Dois irmãos alquimistas acabam de iniciar a maior e mais perigosa jornada de suas vidas: partem numa busca alucinante pela poderosa pedra filosofal, que supostamente teria o poder, inclusive, de trazer mortos à vida. O problema é que, durante o processo, as coisas acabam saindo de controle.

Crítica

Baseada no mangá homônimo, escrito por Hiromo Arakawa, a versão live action de Fullmetal Alchemist chegou ao streaming cercada de expectativas. Além do êxito da HQ, as derivadas animações serializadas fizeram sucesso na primeira década dos anos 2000. Todavia, bastam alguns minutos para perceber as fragilidades substanciais deste longa-metragem, a começar pelos efeitos visuais, no máximo convincentes, o que minimiza o impacto de determinadas sequências, justamente porque estamos falando de um mundo onde as improbabilidades marcam o cotidiano, nele sendo totalmente triviais. A premissa instigante de dois irmãos alquimistas que sofrem um acidente ao tentar ressuscitar a mãe por meio de algo acessado precocemente perde, então, credibilidade em virtude da precariedade da abordagem que privilegia o espetacular, a grandiosidade de passagens como a da desintegração da casa, porém sem recursos para fazê-las críveis.

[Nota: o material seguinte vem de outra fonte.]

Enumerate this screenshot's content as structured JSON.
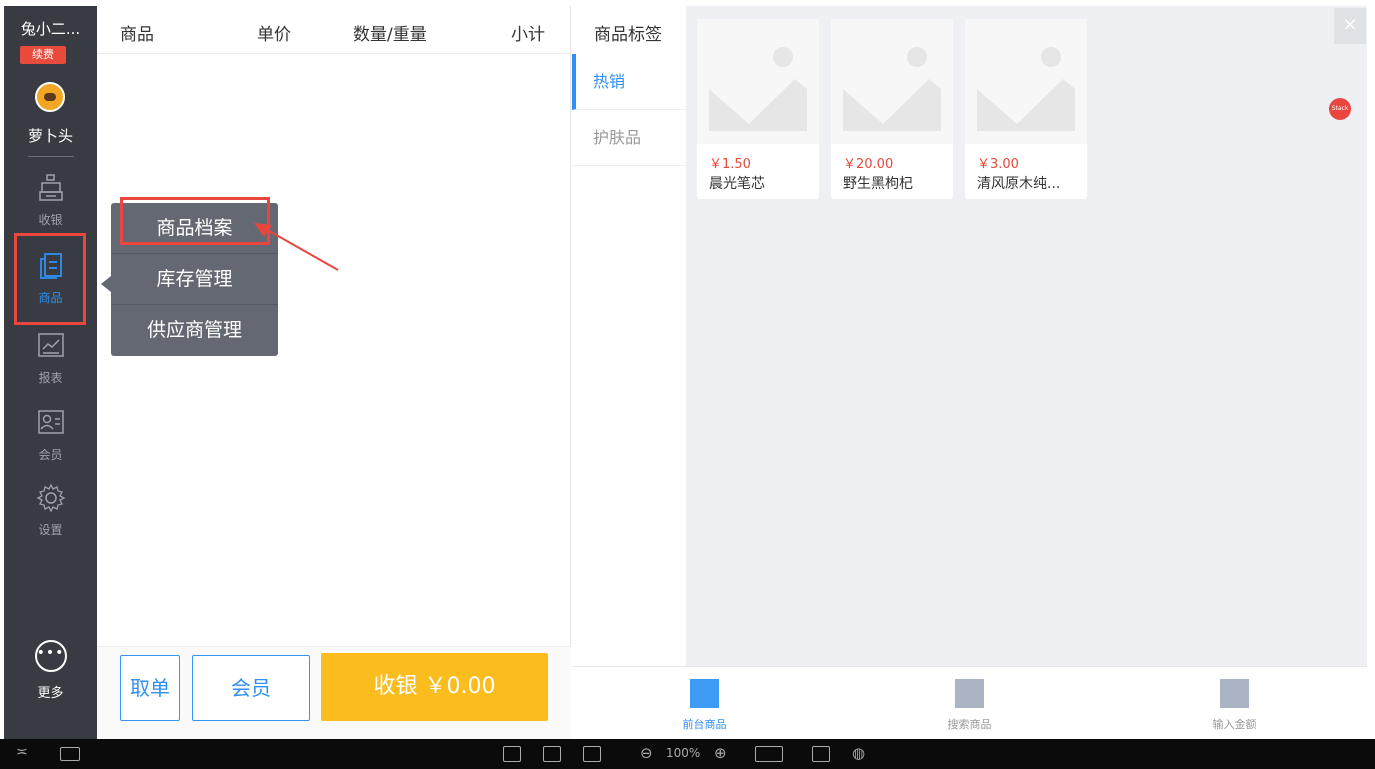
{
  "sidebar": {
    "shop_name": "兔小二...",
    "renew_label": "续费",
    "username": "萝卜头",
    "items": [
      {
        "label": "收银",
        "icon": "register-icon"
      },
      {
        "label": "商品",
        "icon": "product-doc-icon"
      },
      {
        "label": "报表",
        "icon": "report-chart-icon"
      },
      {
        "label": "会员",
        "icon": "member-card-icon"
      },
      {
        "label": "设置",
        "icon": "settings-gear-icon"
      }
    ],
    "more_label": "更多"
  },
  "order": {
    "columns": [
      "商品",
      "单价",
      "数量/重量",
      "小计"
    ],
    "cancel_label": "取单",
    "member_label": "会员",
    "checkout_label": "收银 ￥0.00"
  },
  "menu": {
    "items": [
      "商品档案",
      "库存管理",
      "供应商管理"
    ]
  },
  "categories": {
    "title": "商品标签",
    "items": [
      "热销",
      "护肤品"
    ]
  },
  "products": [
    {
      "price": "￥1.50",
      "name": "晨光笔芯"
    },
    {
      "price": "￥20.00",
      "name": "野生黑枸杞"
    },
    {
      "price": "￥3.00",
      "name": "清风原木纯..."
    }
  ],
  "stack_label": "Stack",
  "close_label": "×",
  "tabs": [
    {
      "label": "前台商品"
    },
    {
      "label": "搜索商品"
    },
    {
      "label": "输入金额"
    }
  ],
  "sysbar": {
    "zoom": "100%"
  },
  "colors": {
    "accent": "#2f8ff2",
    "pay": "#fbbc1d",
    "highlight": "#e8463f",
    "sidebar": "#383b42"
  }
}
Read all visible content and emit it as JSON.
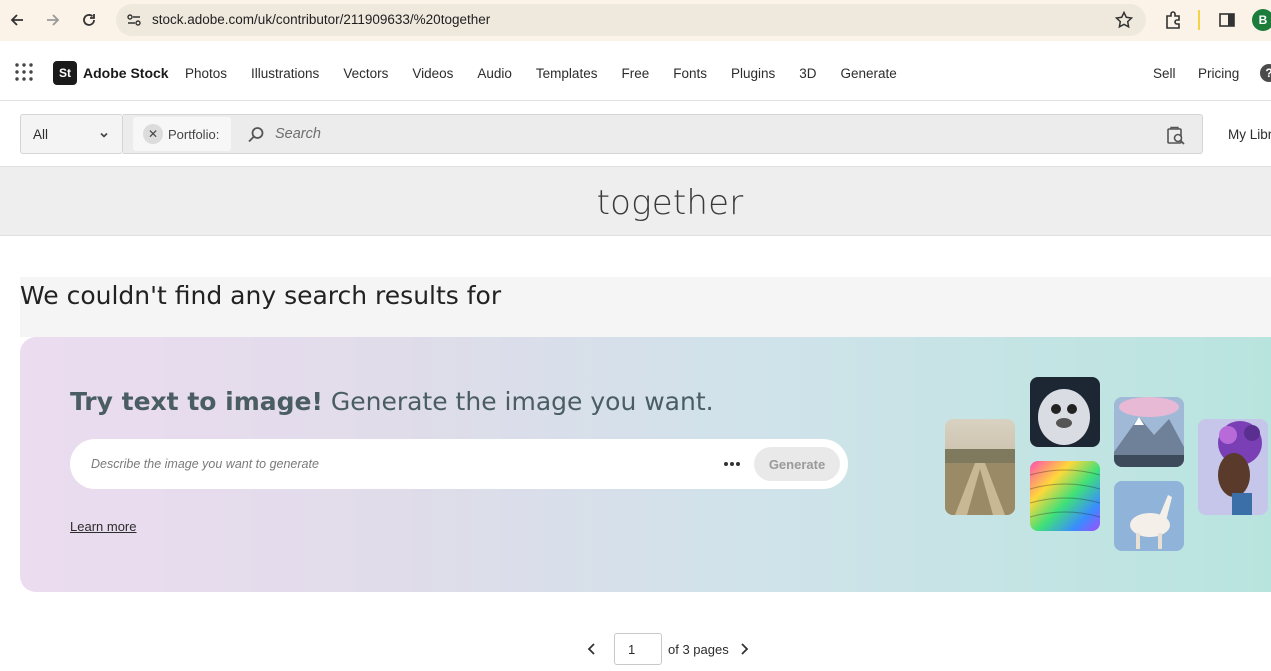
{
  "browser": {
    "url": "stock.adobe.com/uk/contributor/211909633/%20together",
    "profile_initial": "B",
    "icons": [
      "back-icon",
      "forward-icon",
      "reload-icon",
      "site-settings-icon",
      "star-icon",
      "extensions-icon",
      "sidebar-icon"
    ]
  },
  "header": {
    "logo_mark": "St",
    "logo_name": "Adobe Stock",
    "nav": [
      "Photos",
      "Illustrations",
      "Vectors",
      "Videos",
      "Audio",
      "Templates",
      "Free",
      "Fonts",
      "Plugins",
      "3D",
      "Generate"
    ],
    "sell": "Sell",
    "pricing": "Pricing",
    "help": "?"
  },
  "search": {
    "filter_value": "All",
    "chip_label": "Portfolio:",
    "placeholder": "Search",
    "my_library": "My Libr"
  },
  "query": {
    "term": "together"
  },
  "results": {
    "no_results_message": "We couldn't find any search results for"
  },
  "promo": {
    "headline_bold": "Try text to image!",
    "headline_rest": " Generate the image you want.",
    "input_placeholder": "Describe the image you want to generate",
    "generate_label": "Generate",
    "learn_more": "Learn more"
  },
  "pagination": {
    "current_page": "1",
    "total_label": "of 3 pages"
  },
  "colors": {
    "brand_dark": "#1a1a1a",
    "profile_green": "#1c7d3b",
    "promo_text": "#4a5d63"
  }
}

Edward (Ryôsuke Yamada), o irmão mais velho, a despeito da baixa estatura – aliás, motivo de recorrentes piadas, colocadas de maneira desajeitada entre um momento solene e outro –, perdeu uma perna e um braço no processo extraordinário que envolve mistérios insondáveis. Já seu irmão menor, Alphonse (voz de Atom Mizuishi), teve a alma fixada numa armadura de metal. A missão deles é encontrar a lendária pedra filosofal para restituir suas consideráveis perdas físicas. Posto o drama de ambos, Fullmetal Alchemist começa a introduzir coadjuvantes supostamente importantes, tais como Winry (Tsubasa Honda), amiga de infância da dupla e visivelmente apaixonada pelo primogênito, de quem é mecânica, e Roy Mustang (Dean Fujioka), militar de alta patente que faz uso da alquimia para manipular o fogo. Aos leitores do mangá e/ou espectadores do anime, sobressai a fidedignidade da caracterização dos personagens. Todos são visualmente muito parecidos com seus equivalentes desenhados/animados.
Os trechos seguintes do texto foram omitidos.